Yes it had that effect on me . She didn’t have any friends and her family was abroad. That doesn’t excuse it of course. She treats me quite differently to my younger siblings who weren’t in that position. No acknowledgement of the role I was forced to play.

billy1966 · 26/03/2021 10:34

Also years ago shame when a marriage wasn't good precluded women from reaching out so their children, usually daughter's were the huge casualty in the situation.

It's hard to convey the damage to a young childs spirit and sense of their world.

They end up being the "fixer's" in their family and lives through being so burdened and unable to help their parent.

Clusterfxxk.

Therapy is a great tool to help understand the damage it does and to move on from it.
Flowers

WallaceinAnderland · 28/03/2021 12:28

@Littlesthobo84

I’m still here. It’s impossible to say which is worst for my children - I understand that you are all seeing it differently but I’m living the everyday. I don’t see any sign that they are desperately unhappy and I am unsure if splitting whilst they are still young would be more damaging. It’s a long time before my dd will get a voice in it all.
OP you won't see the signs until your daughters are in abusive relationships and making excuses as to why they should stay there.

They learn from their parents what normal life is like. They think this is normal, why would they complain. They will just follow your footsteps into unhappy marriages.

This is why everyone is telling you to do it for your children.

But you won't.

Littlesthobo84 · 28/03/2021 13:01

But if you read the studies around children from separated families they aren’t good either.
There’s no good option here.

OP posts:
billy1966 · 28/03/2021 13:06

OP,

An abusive home can in no way be compared to that of a home where one loving parent is doing their best.

One of my son's has a friend from a single parent home.

Not separated, but bereavement.

His Mum has raised 4 children for the past 10 years and they are all great children.

Similarly my husband's colleague has raised 3 great children after his wife died of breast cancer.

Single parents do wonderful jobs raising children, though I have no doubt it is hard.

Not in any way comparable to an abusive home IMO.
Flowers

RandomMess · 28/03/2021 13:10

I think many many relationships break down because one partner is abusive to some extent.

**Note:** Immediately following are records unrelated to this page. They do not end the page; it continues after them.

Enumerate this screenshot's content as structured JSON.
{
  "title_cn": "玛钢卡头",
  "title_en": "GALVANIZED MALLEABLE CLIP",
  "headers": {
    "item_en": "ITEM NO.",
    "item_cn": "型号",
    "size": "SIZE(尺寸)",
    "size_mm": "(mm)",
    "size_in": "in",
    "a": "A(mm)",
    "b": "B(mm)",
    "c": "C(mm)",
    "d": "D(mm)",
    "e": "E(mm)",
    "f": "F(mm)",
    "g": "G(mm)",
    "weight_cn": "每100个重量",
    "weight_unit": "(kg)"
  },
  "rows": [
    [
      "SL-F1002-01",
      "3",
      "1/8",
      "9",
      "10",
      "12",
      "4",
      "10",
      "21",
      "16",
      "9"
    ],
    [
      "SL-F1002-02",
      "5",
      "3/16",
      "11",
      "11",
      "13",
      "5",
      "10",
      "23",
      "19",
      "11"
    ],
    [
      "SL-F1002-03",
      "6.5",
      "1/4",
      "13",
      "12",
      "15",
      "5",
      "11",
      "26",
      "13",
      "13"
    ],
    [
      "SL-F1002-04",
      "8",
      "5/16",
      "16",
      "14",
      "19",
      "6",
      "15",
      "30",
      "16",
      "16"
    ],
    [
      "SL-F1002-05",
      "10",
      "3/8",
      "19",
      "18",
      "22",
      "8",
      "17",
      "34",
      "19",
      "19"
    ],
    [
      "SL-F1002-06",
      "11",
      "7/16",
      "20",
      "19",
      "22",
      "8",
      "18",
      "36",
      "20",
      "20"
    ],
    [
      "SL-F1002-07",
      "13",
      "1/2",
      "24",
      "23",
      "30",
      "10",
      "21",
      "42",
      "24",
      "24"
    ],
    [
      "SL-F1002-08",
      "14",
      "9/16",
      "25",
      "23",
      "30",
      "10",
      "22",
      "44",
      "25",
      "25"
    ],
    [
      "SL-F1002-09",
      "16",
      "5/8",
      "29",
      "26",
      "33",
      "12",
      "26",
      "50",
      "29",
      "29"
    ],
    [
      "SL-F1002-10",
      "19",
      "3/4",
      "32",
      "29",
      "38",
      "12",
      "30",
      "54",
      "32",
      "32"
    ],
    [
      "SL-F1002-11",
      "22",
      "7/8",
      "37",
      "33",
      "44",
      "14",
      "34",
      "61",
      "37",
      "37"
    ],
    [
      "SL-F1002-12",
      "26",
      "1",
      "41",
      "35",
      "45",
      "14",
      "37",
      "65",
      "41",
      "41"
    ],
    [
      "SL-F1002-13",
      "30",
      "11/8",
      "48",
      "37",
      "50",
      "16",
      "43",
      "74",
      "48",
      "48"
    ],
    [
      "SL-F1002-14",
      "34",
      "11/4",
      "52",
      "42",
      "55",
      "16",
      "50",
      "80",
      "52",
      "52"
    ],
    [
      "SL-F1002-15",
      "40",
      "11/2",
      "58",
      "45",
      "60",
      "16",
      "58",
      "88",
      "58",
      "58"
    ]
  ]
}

Those DC them do not fair we'll because of the abuse they have already suffered, the emotional blackmail/abuse that carries on or because the non-resident parent gives no fucks about their DC.

I would love to see recent studies which compares emotionally abusive families that stay together versus split. You can only compare like with like.

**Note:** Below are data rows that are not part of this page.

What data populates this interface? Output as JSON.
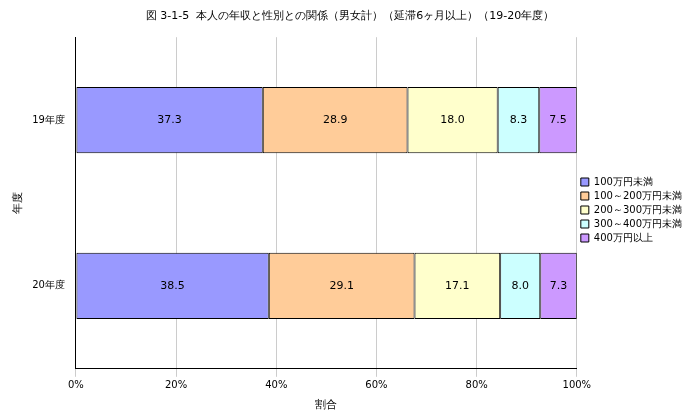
{
  "chart_data": {
    "type": "bar",
    "title": "図 3-1-5  本人の年収と性別との関係（男女計）（延滞6ヶ月以上）（19-20年度）",
    "x_label": "割合",
    "y_label": "年度",
    "orientation": "horizontal",
    "stacked": true,
    "data_labels": true,
    "grid": true,
    "legend": "right",
    "categories": [
      "19年度",
      "20年度"
    ],
    "xlim": [
      0,
      100
    ],
    "xticks": [
      {
        "value": 0,
        "label": "0%"
      },
      {
        "value": 20,
        "label": "20%"
      },
      {
        "value": 40,
        "label": "40%"
      },
      {
        "value": 60,
        "label": "60%"
      },
      {
        "value": 80,
        "label": "80%"
      },
      {
        "value": 100,
        "label": "100%"
      }
    ],
    "series": [
      {
        "name": "100万円未満",
        "color": "#9999ff",
        "values": [
          37.3,
          38.5
        ]
      },
      {
        "name": "100～200万円未満",
        "color": "#ffcc99",
        "values": [
          28.9,
          29.1
        ]
      },
      {
        "name": "200～300万円未満",
        "color": "#ffffcc",
        "values": [
          18.0,
          17.1
        ],
        "value_labels": [
          "18.0",
          "17.1"
        ]
      },
      {
        "name": "300～400万円未満",
        "color": "#ccffff",
        "values": [
          8.3,
          8.0
        ],
        "value_labels": [
          "8.3",
          "8.0"
        ]
      },
      {
        "name": "400万円以上",
        "color": "#cc99ff",
        "values": [
          7.5,
          7.3
        ]
      }
    ]
  }
}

WallaceinAnderland · 28/03/2021 13:12

@Littlesthobo84

But if you read the studies around children from separated families they aren’t good either. There’s no good option here.
You need to pick the least worse. Which is leaving.

You've already said that it's how it would affect you which is stopping you. You need to put the child's needs first, not yours. Yes, you will feel heartbroken when they are not with you. Unfortunately, that's unavoidable. You will adapt, you will be a steady parent with good boundaries and they will feel safe and loved.

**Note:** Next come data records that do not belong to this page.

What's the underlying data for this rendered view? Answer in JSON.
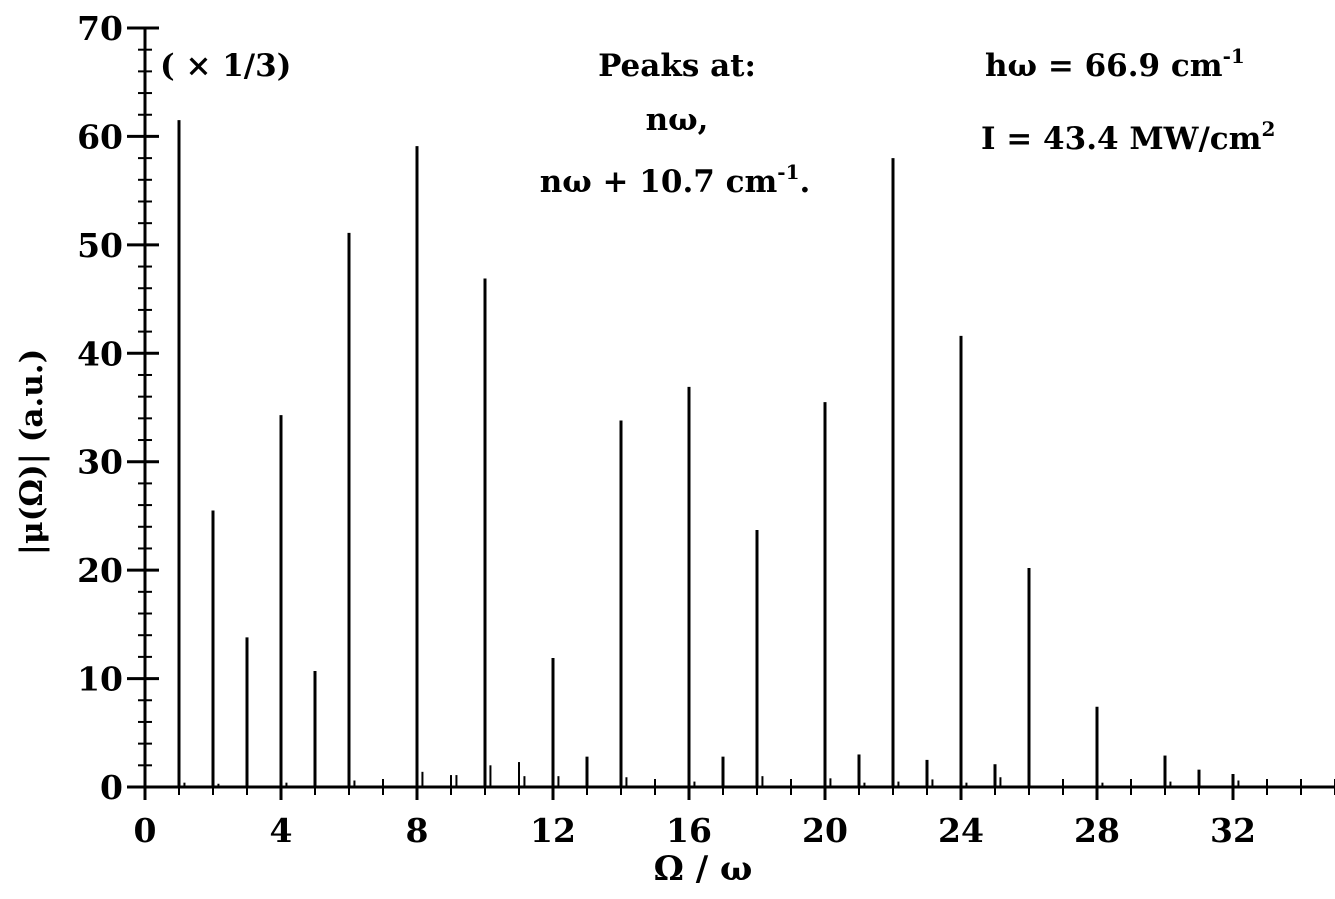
{
  "chart_data": {
    "type": "bar",
    "xlabel": "Ω / ω",
    "ylabel": "|μ(Ω)| (a.u.)",
    "xlim": [
      0,
      35
    ],
    "ylim": [
      0,
      70
    ],
    "x_ticks": [
      0,
      4,
      8,
      12,
      16,
      20,
      24,
      28,
      32
    ],
    "y_ticks": [
      0,
      10,
      20,
      30,
      40,
      50,
      60,
      70
    ],
    "x_tick_labels": [
      "0",
      "4",
      "8",
      "12",
      "16",
      "20",
      "24",
      "28",
      "32"
    ],
    "y_tick_labels": [
      "0",
      "10",
      "20",
      "30",
      "40",
      "50",
      "60",
      "70"
    ],
    "x_minor_step": 1,
    "y_minor_step": 2,
    "annotations": {
      "scale_note": "( × 1/3)",
      "peaks_line1": "Peaks at:",
      "peaks_line2": "nω,",
      "peaks_line3_base": "nω + 10.7 cm",
      "peaks_line3_sup": "-1",
      "peaks_line3_tail": ".",
      "hw_base": "hω = 66.9 cm",
      "hw_sup": "-1",
      "intensity_base": "I = 43.4 MW/cm",
      "intensity_sup": "2"
    },
    "series": [
      {
        "x": [
          1,
          2,
          3,
          4,
          5,
          6,
          8,
          10,
          12,
          13,
          14,
          16,
          17,
          18,
          20,
          21,
          22,
          23,
          24,
          25,
          26,
          28,
          30,
          31
        ],
        "values": [
          61.5,
          25.5,
          13.8,
          34.3,
          10.7,
          51.1,
          59.1,
          46.9,
          11.9,
          2.8,
          33.8,
          36.9,
          2.8,
          23.7,
          35.5,
          3.0,
          58.0,
          2.5,
          41.6,
          2.1,
          20.2,
          7.4,
          2.9,
          1.6
        ]
      },
      {
        "x": [
          1.16,
          2.16,
          4.16,
          6.16,
          7.0,
          8.16,
          9.0,
          9.16,
          10.16,
          11.0,
          11.16,
          12.16,
          14.16,
          15.0,
          16.16,
          18.16,
          19.0,
          20.16,
          21.16,
          22.16,
          23.16,
          24.16,
          25.16,
          27.0,
          28.16,
          30.16,
          31.0,
          32.0,
          32.16,
          33.0
        ],
        "values": [
          0.4,
          0.3,
          0.4,
          0.6,
          0.4,
          1.4,
          1.1,
          1.1,
          2.0,
          2.3,
          1.0,
          1.0,
          0.9,
          0.7,
          0.5,
          1.0,
          0.4,
          0.8,
          0.4,
          0.5,
          0.7,
          0.4,
          0.9,
          0.6,
          0.4,
          0.5,
          1.0,
          0.8,
          0.6,
          0.5
        ]
      }
    ]
  }
}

If you stay, they won't feel safe and loved. They will copy your behaviour and twist themselves into all sorts of anguish to try and please him.

Leaving is the hardest decision. Once that decision is made everything else can follow. It will be tough but with support, advice and a shit hot lawyer, you could be looking at a happy future for you and your children.

If you stay you are like the clog in the drain, blocking everything from moving on but stubbornly insisting it's the right thing to do. I get it. It's scary, it's terrifying, it's overwhelming and it's far easier to just stay iin one spot, immobilised. But it's honestly not the best choice for your children. Really, it's not.